There at the morgue lay her husband, calm under fire about 12 hours ago, lifeless. He had a gunshot wound on his left temple that exited in the lower left nape, suggesting that he was shot from a close range.
The circumstances of dela Rosa’s death were unclear but some of the consulate staff wounded in the broad daylight attack said the militants had tried to use them as human shields.
He was still wearing his work ID, but his mobile phone appeared to be missing.
In all, five consulate employees were killed — dela Rosa, one Yemeni, a Sudanese, a Pakistani and a Sri Lankan — and four others, including Pescante, were injured.
Police said the four other fatalities were all “terrorists.”
“This was totally unexpected,” was all Jenny could say, her eyes bloodshot from crying overnight. She broke down while her husband’s body was lowered from the thermal truck at the morgue.
Charles, their 10-year-old son, also broke down while looking at the bloodied body of his father.
The 44-year-old dela Rosa, from Gen.
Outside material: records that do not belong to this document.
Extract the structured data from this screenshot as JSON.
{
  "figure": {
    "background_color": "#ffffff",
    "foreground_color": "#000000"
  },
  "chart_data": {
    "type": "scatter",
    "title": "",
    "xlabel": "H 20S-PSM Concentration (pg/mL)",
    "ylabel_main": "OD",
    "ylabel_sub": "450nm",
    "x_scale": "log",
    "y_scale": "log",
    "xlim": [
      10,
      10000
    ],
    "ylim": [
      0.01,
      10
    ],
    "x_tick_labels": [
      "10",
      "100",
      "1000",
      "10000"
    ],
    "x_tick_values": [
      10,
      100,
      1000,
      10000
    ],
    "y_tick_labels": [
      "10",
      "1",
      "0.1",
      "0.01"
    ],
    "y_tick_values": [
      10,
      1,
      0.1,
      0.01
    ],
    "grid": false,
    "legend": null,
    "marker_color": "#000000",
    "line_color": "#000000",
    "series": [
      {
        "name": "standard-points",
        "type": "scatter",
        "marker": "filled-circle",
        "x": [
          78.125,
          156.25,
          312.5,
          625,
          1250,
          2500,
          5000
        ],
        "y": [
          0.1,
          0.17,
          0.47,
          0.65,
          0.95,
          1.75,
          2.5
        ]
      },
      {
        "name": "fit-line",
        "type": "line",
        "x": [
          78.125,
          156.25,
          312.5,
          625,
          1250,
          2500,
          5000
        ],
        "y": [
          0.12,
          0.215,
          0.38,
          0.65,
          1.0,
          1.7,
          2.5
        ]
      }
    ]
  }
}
Malvar street in Manila’s old district of Tondo, has been an employee of the US Consulate in Jeddah for the past 12 years. Jenny remembered her husband as a loving person whose concern for others was exceptional, such as when he worried about how Pescante’s wife would take the news even as he himself was in extreme peril.
Jenny remembered her husband as a loving person whose concern for others is exceptional.
Consul General Lomondot said that they would make sure that dela Rosa’s remains will be repatriated as soon as all necessary documents from the US Consulate had been obtained.
Lomondot and Labor Attaché Nasser Munder also visited the 56-year-old Pescante at the intensive care unit of the Dr. Soliman Fakeeh Hospital and were told that the patient was now out of danger.
Dr. Ashraf Baker, the attending physician, said a bullet is lodged in Pescante’s left knee and it is unlikely that they will remove the bullet. He explained that a surgery to take the bullet out is riskier, possibly leading to paralysis.
Pescante, who comes from Makati City, was hit by a stray bullet in the knee while entering the gate of the consulate during the attack, officials said.